In fact, the greatest danger that Trumpism faces is that liberalism’s collapse will be so swift that a fraudulent populist—some establishment Republican simply emoting—will be able to take advantage of it. But during this time in opposition, if Biden becomes president, Trump Republicans will be able to hone their program as well as their pitch. Many of the best people in the Trump administration had little previous experience in government. Only now do they know what is required to implement a Trump-like agenda over the objections of the permanent bureaucracy and disloyal Republican hacks. They have the time to direct their studies to address the obstacles they encountered while in power—the better to remove those obstacles expeditiously next time.

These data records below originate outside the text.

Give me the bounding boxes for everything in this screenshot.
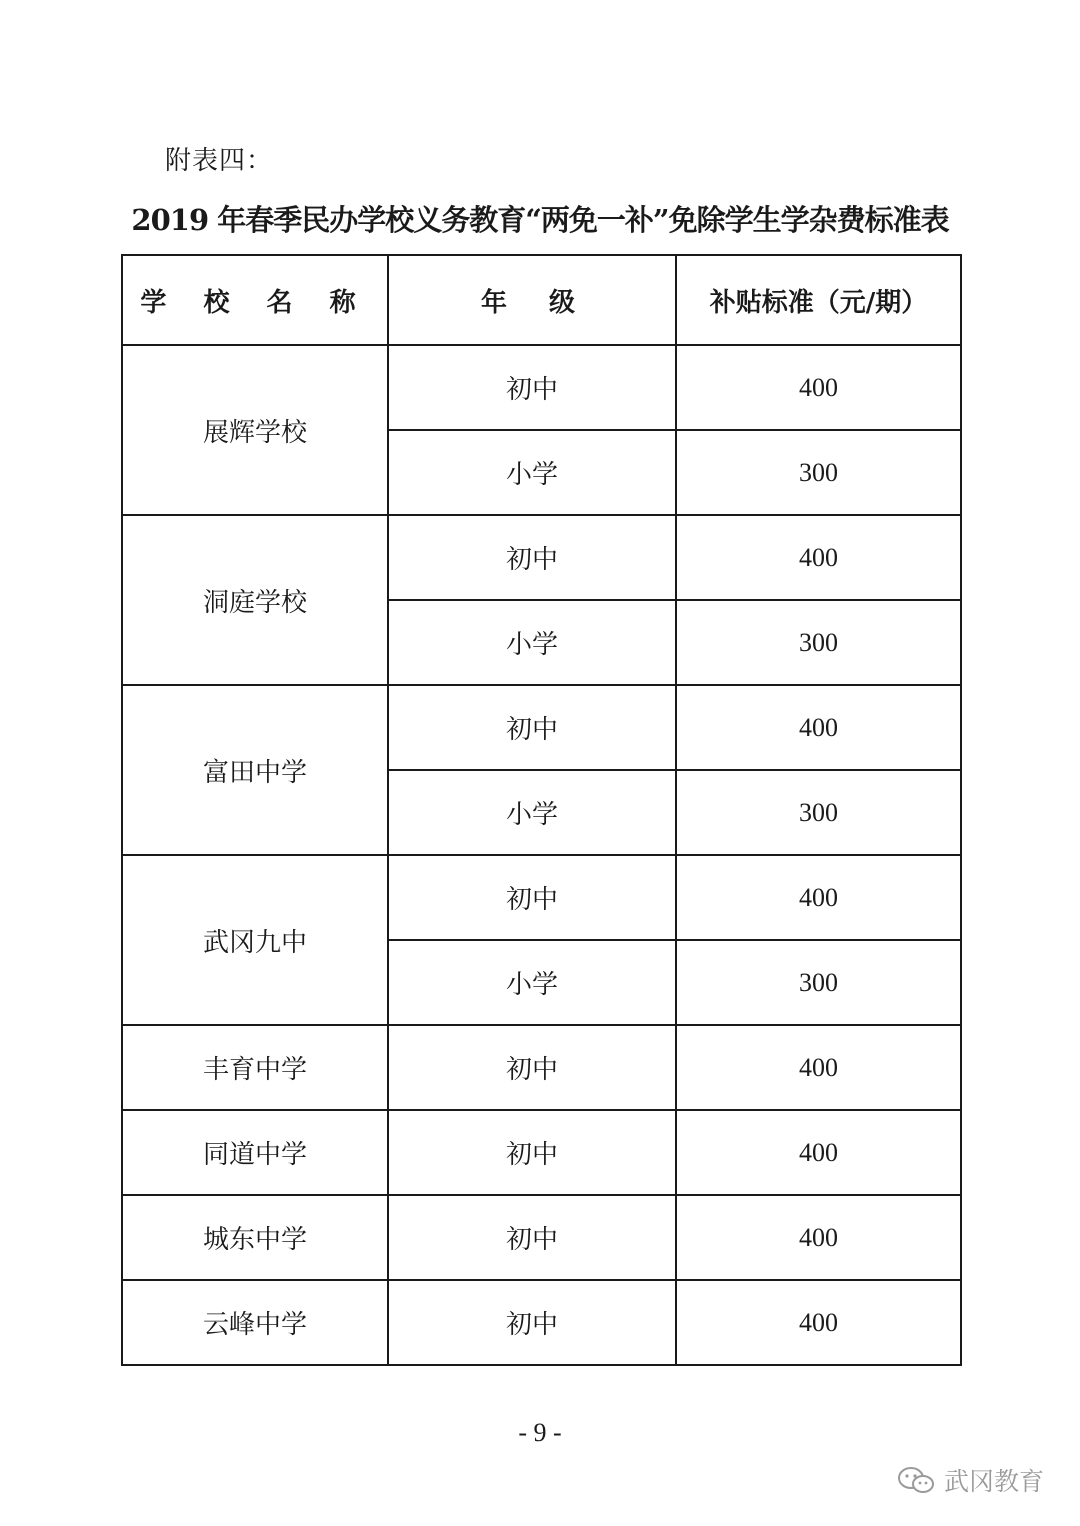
school-name-cell: 洞庭学校 — [122, 515, 388, 685]
amount-cell: 400 — [676, 1280, 961, 1365]
amount-cell: 400 — [676, 855, 961, 940]
header-grade: 年 级 — [388, 255, 676, 345]
watermark-text: 武冈教育 — [943, 1467, 1044, 1496]
table-row — [122, 515, 961, 600]
amount-cell: 300 — [676, 430, 961, 515]
table-row — [122, 1025, 961, 1110]
table-row — [122, 685, 961, 770]
annex-label: 附表四： — [165, 146, 274, 176]
grade-cell: 初中 — [388, 1195, 676, 1280]
grade-cell: 初中 — [388, 345, 676, 430]
document-title: 2019 年春季民办学校义务教育“两免一补”免除学生学杂费标准表 — [131, 203, 949, 237]
header-subsidy-standard: 补贴标准（元/期） — [676, 255, 961, 345]
table-row — [122, 1280, 961, 1365]
grade-cell: 初中 — [388, 855, 676, 940]
grade-cell: 初中 — [388, 685, 676, 770]
grade-cell: 初中 — [388, 515, 676, 600]
table-row — [122, 855, 961, 940]
grade-cell: 小学 — [388, 600, 676, 685]
table-header-row — [122, 255, 961, 345]
header-school-name: 学 校 名 称 — [122, 255, 388, 345]
table-row — [122, 1195, 961, 1280]
amount-cell: 400 — [676, 1195, 961, 1280]
school-name-cell: 展辉学校 — [122, 345, 388, 515]
school-name-cell: 城东中学 — [122, 1195, 388, 1280]
page-number: - 9 - — [518, 1418, 562, 1447]
grade-cell: 初中 — [388, 1110, 676, 1195]
amount-cell: 400 — [676, 1025, 961, 1110]
grade-cell: 小学 — [388, 430, 676, 515]
table-row — [122, 1110, 961, 1195]
amount-cell: 300 — [676, 770, 961, 855]
school-name-cell: 富田中学 — [122, 685, 388, 855]
amount-cell: 400 — [676, 1110, 961, 1195]
amount-cell: 400 — [676, 515, 961, 600]
amount-cell: 400 — [676, 685, 961, 770]
school-name-cell: 武冈九中 — [122, 855, 388, 1025]
school-name-cell: 同道中学 — [122, 1110, 388, 1195]
table-row — [122, 345, 961, 430]
school-name-cell: 云峰中学 — [122, 1280, 388, 1365]
grade-cell: 初中 — [388, 1280, 676, 1365]
amount-cell: 400 — [676, 345, 961, 430]
grade-cell: 小学 — [388, 940, 676, 1025]
grade-cell: 初中 — [388, 1025, 676, 1110]
wechat-icon — [896, 1465, 936, 1495]
fee-standard-table — [121, 254, 962, 1366]
school-name-cell: 丰育中学 — [122, 1025, 388, 1110]
watermark — [896, 1462, 1044, 1498]
amount-cell: 300 — [676, 940, 961, 1025]
amount-cell: 300 — [676, 600, 961, 685]
grade-cell: 小学 — [388, 770, 676, 855]
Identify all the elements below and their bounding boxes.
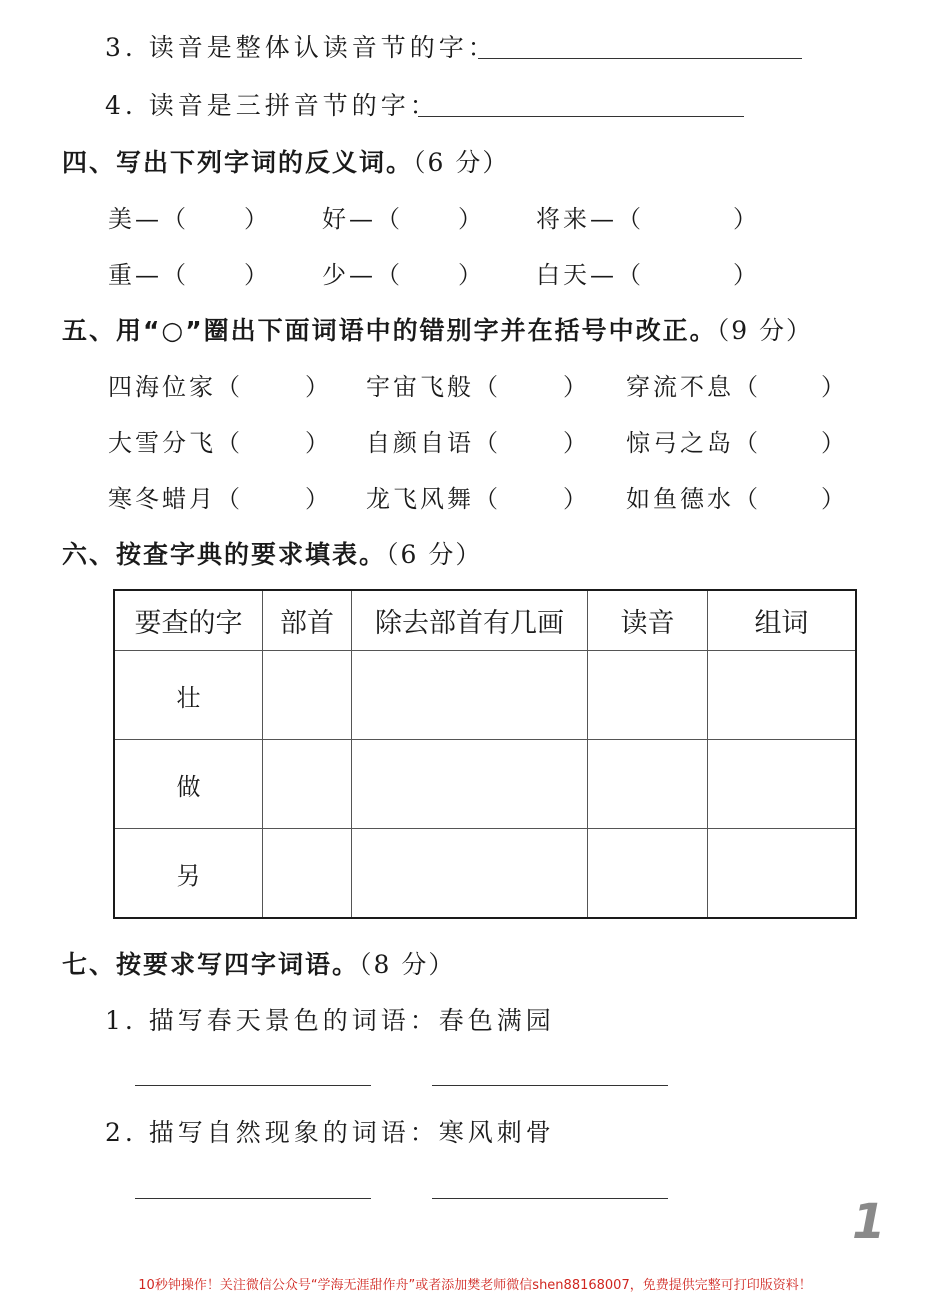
pronunciation-cell[interactable] xyxy=(588,740,708,829)
lookup-char: 另 xyxy=(114,829,263,919)
header-strokes: 除去部首有几画 xyxy=(351,590,587,651)
header-word: 组词 xyxy=(707,590,856,651)
radical-cell[interactable] xyxy=(263,651,352,740)
idiom-close: ） xyxy=(563,429,587,457)
answer-line[interactable] xyxy=(135,1198,371,1199)
antonym-close: ） xyxy=(733,205,757,233)
footer-notice: 10秒钟操作！关注微信公众号“学海无涯甜作舟”或者添加樊老师微信shen88168007，免费提供完整可打印版资料！ xyxy=(138,1278,812,1293)
antonym-item: 少—（ xyxy=(322,261,403,289)
word-cell[interactable] xyxy=(707,740,856,829)
word-cell[interactable] xyxy=(707,829,856,919)
idiom-item: 大雪分飞（ xyxy=(108,429,243,457)
header-pronunciation: 读音 xyxy=(588,590,708,651)
answer-line[interactable] xyxy=(432,1198,668,1199)
table-row xyxy=(114,740,856,829)
radical-cell[interactable] xyxy=(263,829,352,919)
question-4: 4. 读音是三拼音节的字： xyxy=(105,91,439,120)
page-number: 1 xyxy=(852,1194,886,1250)
section-7-heading xyxy=(62,945,455,981)
antonym-close: ） xyxy=(733,261,757,289)
antonym-item: 重—（ xyxy=(108,261,189,289)
lookup-char: 做 xyxy=(114,740,263,829)
idiom-close: ） xyxy=(821,429,845,457)
dictionary-table xyxy=(113,589,857,919)
pronunciation-cell[interactable] xyxy=(588,651,708,740)
section-4-heading xyxy=(62,143,509,179)
idiom-close: ） xyxy=(563,485,587,513)
antonym-item: 白天—（ xyxy=(536,261,644,289)
table-row xyxy=(114,651,856,740)
strokes-cell[interactable] xyxy=(351,740,587,829)
idiom-close: ） xyxy=(305,485,329,513)
idiom-close: ） xyxy=(305,373,329,401)
idiom-item: 穿流不息（ xyxy=(626,373,761,401)
antonym-close: ） xyxy=(458,205,482,233)
header-char: 要查的字 xyxy=(114,590,263,651)
idiom-item: 如鱼德水（ xyxy=(626,485,761,513)
answer-line-q3[interactable] xyxy=(478,58,802,59)
section-5-heading xyxy=(62,311,813,347)
antonym-close: ） xyxy=(244,261,268,289)
pronunciation-cell[interactable] xyxy=(588,829,708,919)
idiom-item: 四海位家（ xyxy=(108,373,243,401)
idiom-close: ） xyxy=(563,373,587,401)
header-radical: 部首 xyxy=(263,590,352,651)
idiom-item: 龙飞风舞（ xyxy=(366,485,501,513)
section-7-title: 七、按要求写四字词语。 xyxy=(62,950,360,979)
antonym-close: ） xyxy=(244,205,268,233)
section-7-points: （8 分） xyxy=(359,950,456,979)
table-header-row xyxy=(114,590,856,651)
idiom-close: ） xyxy=(821,485,845,513)
idiom-close: ） xyxy=(305,429,329,457)
table-row xyxy=(114,829,856,919)
answer-line[interactable] xyxy=(432,1085,668,1086)
strokes-cell[interactable] xyxy=(351,651,587,740)
antonym-item: 美—（ xyxy=(108,205,189,233)
section-7-question-2: 2. 描写自然现象的词语：寒风刺骨 xyxy=(105,1118,555,1147)
section-4-points: （6 分） xyxy=(413,148,510,177)
antonym-close: ） xyxy=(458,261,482,289)
section-4-title: 四、写出下列字词的反义词。 xyxy=(62,148,414,177)
strokes-cell[interactable] xyxy=(351,829,587,919)
word-cell[interactable] xyxy=(707,651,856,740)
section-6-heading xyxy=(62,535,482,571)
radical-cell[interactable] xyxy=(263,740,352,829)
idiom-item: 自颜自语（ xyxy=(366,429,501,457)
section-6-points: （6 分） xyxy=(386,540,483,569)
idiom-item: 寒冬蜡月（ xyxy=(108,485,243,513)
lookup-char: 壮 xyxy=(114,651,263,740)
question-3: 3. 读音是整体认读音节的字： xyxy=(105,33,497,62)
section-5-points: （9 分） xyxy=(716,316,814,345)
section-7-question-1: 1. 描写春天景色的词语：春色满园 xyxy=(105,1006,555,1035)
answer-line-q4[interactable] xyxy=(418,116,744,117)
antonym-item: 将来—（ xyxy=(536,205,644,233)
idiom-item: 宇宙飞般（ xyxy=(366,373,501,401)
idiom-close: ） xyxy=(821,373,845,401)
antonym-item: 好—（ xyxy=(322,205,403,233)
answer-line[interactable] xyxy=(135,1085,371,1086)
idiom-item: 惊弓之岛（ xyxy=(626,429,761,457)
section-5-title: 五、用“○”圈出下面词语中的错别字并在括号中改正。 xyxy=(62,316,717,345)
section-6-title: 六、按查字典的要求填表。 xyxy=(62,540,387,569)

The 2020 election showed that even in the midst of a recession and a pandemic, even after four years of relentless Russian collusion hype, four years of demonizing the president and his supporters as racists, even after impeachment and with the liabilities as well as the strengths of the president’s personality, the Trump message was capable of mobilizing a record number of voters for the GOP and making gains among blacks, Latinos, and Asians. Under the worst possible conditions, Trump and Trumpism performed well—much better than the pollsters and the pundits predicted. Think of what would have happened if not for COVID and the recession. Donald Trump would not be troubled by protracted vote counts; he would have been re-elected in a landslide. If Republicans learn from this and follow the path Trump has shown them, without stumbling over the historically unprecedented roadblocks that were in his way, they will go into 2022 and 2024 facing a divided, depleted Democratic Party. Joe Biden—who will start on his ninth decade under the sky before the next presidential election—is not the man to rejuvenate liberalism. He is rather its last gasp.